Multi-level Stress Assessment from ECG in a Virtual Reality Environment using Multimodal Fusion
This work addresses the need for real-time, multi-level stress assessment in VR applications to enable more engaging biofeedback, though it is incremental as it builds on existing methods with specific improvements.
The paper tackled the problem of poor performance in stress assessment from ECG in VR by proposing a multimodal deep fusion model that uses spectrogram and 1D ECG data, achieving a 9% increase in accuracy over classical HRV-based ML models and a 2.5% increase over baseline deep learning models for multi-level stress prediction from 1-second windows.

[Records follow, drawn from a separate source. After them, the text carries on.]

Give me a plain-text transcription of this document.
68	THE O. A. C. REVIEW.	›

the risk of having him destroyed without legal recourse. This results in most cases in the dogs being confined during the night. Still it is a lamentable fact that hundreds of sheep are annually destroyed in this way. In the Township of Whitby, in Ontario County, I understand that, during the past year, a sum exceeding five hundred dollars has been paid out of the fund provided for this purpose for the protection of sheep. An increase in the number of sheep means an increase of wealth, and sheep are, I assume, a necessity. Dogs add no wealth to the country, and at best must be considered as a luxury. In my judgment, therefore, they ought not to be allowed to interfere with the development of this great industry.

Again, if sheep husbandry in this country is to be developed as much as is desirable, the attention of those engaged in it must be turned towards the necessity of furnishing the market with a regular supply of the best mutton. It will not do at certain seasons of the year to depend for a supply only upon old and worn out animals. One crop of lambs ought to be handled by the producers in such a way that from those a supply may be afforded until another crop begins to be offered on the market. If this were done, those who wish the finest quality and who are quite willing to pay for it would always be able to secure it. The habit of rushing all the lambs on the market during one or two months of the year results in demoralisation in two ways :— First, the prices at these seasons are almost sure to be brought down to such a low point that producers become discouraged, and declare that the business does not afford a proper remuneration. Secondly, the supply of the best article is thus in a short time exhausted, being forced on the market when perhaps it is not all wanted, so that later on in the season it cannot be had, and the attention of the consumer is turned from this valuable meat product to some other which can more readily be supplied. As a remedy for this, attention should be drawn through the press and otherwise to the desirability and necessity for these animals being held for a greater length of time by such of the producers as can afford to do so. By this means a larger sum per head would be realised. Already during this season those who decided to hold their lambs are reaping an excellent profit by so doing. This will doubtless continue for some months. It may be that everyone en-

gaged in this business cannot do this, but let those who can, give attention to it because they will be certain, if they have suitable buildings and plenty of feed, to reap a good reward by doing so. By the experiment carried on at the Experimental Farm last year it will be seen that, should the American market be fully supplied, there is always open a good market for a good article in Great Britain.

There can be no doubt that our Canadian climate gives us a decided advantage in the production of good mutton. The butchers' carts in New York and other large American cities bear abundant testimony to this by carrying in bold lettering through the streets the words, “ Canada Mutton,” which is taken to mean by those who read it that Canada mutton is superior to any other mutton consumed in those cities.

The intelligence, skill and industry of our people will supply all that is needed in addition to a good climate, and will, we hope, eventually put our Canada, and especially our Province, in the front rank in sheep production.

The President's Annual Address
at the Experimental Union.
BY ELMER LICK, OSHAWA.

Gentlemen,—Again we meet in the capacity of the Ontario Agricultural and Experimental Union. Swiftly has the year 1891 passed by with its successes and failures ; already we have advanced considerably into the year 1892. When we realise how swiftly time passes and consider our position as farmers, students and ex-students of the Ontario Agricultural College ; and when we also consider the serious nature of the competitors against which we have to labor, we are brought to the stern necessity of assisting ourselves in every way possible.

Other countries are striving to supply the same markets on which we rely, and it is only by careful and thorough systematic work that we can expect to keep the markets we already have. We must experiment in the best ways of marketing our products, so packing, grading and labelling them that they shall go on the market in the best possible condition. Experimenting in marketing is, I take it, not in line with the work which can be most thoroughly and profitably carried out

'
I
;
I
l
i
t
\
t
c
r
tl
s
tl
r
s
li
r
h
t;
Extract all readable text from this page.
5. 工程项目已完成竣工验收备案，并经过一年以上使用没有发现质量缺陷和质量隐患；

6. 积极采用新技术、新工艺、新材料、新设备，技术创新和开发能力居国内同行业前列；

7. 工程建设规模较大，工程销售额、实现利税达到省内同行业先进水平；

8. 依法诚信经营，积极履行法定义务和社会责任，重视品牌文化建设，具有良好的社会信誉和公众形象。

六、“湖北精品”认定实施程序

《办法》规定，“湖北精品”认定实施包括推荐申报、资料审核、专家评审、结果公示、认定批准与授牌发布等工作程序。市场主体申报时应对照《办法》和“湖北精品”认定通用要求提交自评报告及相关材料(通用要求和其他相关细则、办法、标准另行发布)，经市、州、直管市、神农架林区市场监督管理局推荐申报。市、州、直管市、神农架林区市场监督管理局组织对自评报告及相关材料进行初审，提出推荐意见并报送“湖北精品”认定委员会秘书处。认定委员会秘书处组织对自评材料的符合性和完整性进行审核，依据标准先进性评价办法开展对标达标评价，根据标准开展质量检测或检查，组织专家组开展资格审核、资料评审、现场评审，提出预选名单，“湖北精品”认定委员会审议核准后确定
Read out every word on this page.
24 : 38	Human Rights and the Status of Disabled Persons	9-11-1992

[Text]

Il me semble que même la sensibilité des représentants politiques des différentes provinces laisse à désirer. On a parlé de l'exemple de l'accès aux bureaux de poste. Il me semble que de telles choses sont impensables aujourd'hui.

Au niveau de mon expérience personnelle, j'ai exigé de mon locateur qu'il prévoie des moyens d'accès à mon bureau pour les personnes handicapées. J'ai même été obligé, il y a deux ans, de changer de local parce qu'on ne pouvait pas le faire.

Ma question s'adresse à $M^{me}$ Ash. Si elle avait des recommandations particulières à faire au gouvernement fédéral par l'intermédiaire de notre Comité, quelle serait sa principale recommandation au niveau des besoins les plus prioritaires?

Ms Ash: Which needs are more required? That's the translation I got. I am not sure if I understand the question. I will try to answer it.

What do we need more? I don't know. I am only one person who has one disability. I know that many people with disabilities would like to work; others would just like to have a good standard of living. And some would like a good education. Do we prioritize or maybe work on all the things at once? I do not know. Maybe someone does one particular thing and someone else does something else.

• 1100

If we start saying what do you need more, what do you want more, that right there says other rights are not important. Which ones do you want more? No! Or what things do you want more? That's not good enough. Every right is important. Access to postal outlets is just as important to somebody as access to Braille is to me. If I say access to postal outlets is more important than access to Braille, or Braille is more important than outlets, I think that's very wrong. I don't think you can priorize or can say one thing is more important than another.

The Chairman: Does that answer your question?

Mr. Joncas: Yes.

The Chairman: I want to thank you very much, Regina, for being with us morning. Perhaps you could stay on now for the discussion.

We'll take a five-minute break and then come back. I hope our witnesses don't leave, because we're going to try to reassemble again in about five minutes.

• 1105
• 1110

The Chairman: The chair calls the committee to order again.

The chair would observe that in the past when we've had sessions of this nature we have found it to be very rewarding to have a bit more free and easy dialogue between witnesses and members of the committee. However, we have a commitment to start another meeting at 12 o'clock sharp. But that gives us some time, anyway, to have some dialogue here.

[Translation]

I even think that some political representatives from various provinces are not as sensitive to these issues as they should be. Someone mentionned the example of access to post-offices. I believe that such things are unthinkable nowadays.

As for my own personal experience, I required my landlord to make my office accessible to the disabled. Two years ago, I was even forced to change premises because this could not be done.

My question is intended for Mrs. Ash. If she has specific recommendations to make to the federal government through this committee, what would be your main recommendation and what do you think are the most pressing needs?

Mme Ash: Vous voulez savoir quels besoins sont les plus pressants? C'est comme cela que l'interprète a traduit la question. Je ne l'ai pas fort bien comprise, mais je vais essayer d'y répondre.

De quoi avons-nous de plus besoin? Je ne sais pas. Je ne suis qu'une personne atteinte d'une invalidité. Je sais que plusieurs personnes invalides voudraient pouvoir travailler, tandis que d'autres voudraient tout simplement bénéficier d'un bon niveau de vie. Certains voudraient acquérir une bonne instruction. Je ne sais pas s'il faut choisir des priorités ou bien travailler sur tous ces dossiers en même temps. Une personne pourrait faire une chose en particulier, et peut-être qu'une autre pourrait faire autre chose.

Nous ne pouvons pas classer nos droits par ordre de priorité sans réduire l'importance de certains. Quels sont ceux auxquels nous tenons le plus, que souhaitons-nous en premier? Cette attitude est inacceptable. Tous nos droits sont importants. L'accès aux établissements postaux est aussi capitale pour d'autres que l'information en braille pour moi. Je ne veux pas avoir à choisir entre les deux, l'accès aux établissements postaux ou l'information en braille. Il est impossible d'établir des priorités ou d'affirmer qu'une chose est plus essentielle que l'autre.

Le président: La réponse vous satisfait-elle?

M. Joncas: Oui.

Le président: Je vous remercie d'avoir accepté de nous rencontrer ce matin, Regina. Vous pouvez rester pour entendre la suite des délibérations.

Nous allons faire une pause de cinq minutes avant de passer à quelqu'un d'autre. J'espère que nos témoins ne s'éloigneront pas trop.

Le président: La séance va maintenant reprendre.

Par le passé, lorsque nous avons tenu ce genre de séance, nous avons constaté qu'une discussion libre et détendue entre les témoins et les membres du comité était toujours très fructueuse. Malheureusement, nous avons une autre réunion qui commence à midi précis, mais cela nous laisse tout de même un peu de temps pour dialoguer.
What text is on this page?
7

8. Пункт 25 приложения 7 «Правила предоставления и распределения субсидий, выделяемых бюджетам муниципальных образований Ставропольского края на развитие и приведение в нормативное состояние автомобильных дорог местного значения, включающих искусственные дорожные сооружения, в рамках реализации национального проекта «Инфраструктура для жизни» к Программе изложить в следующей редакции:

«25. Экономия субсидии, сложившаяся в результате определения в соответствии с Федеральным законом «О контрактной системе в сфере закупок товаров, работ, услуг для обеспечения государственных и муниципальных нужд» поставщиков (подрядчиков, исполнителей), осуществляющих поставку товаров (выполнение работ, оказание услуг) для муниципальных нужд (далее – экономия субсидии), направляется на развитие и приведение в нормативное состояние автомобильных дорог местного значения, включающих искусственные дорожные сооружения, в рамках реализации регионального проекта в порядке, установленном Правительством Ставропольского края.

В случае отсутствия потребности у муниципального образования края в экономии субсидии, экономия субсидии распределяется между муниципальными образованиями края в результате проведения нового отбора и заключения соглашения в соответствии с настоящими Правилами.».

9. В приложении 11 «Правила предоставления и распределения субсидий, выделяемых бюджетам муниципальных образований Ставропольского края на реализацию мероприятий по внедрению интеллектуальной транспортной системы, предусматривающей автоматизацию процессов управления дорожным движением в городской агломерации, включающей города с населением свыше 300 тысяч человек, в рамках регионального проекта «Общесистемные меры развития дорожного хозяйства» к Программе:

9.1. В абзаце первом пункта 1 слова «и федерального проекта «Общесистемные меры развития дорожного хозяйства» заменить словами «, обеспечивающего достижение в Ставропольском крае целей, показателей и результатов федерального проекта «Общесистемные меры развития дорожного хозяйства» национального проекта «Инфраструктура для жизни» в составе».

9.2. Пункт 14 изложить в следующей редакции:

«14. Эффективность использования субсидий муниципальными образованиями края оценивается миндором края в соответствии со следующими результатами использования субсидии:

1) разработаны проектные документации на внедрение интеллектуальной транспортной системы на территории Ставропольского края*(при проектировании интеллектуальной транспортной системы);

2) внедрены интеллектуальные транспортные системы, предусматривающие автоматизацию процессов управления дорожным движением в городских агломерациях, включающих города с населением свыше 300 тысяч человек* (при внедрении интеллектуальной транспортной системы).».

ECG is an attractive option to assess stress in serious Virtual Reality (VR) applications due to its non-invasive nature. However, the existing Machine Learning (ML) models perform poorly. Moreover, existing studies only perform a binary stress assessment, while to develop a more engaging biofeedback-based application, multi-level assessment is necessary. Existing studies annotate and classify a single experience (e.g. watching a VR video) to a single stress level, which again prevents design of dynamic experiences where real-time in-game stress assessment can be utilized. In this paper, we report our findings on a new study on VR stress assessment, where three stress levels are assessed. ECG data was collected from 9 users experiencing a VR roller coaster. The VR experience was then manually labeled in 10-seconds segments to three stress levels by three raters. We then propose a novel multimodal deep fusion model utilizing spectrogram and 1D ECG that can provide a stress prediction from just a 1-second window. Experimental results demonstrate that the proposed model outperforms the classical HRV-based ML models (9% increase in accuracy) and baseline deep learning models (2.5% increase in accuracy). We also report results on the benchmark WESAD dataset to show the supremacy of the model.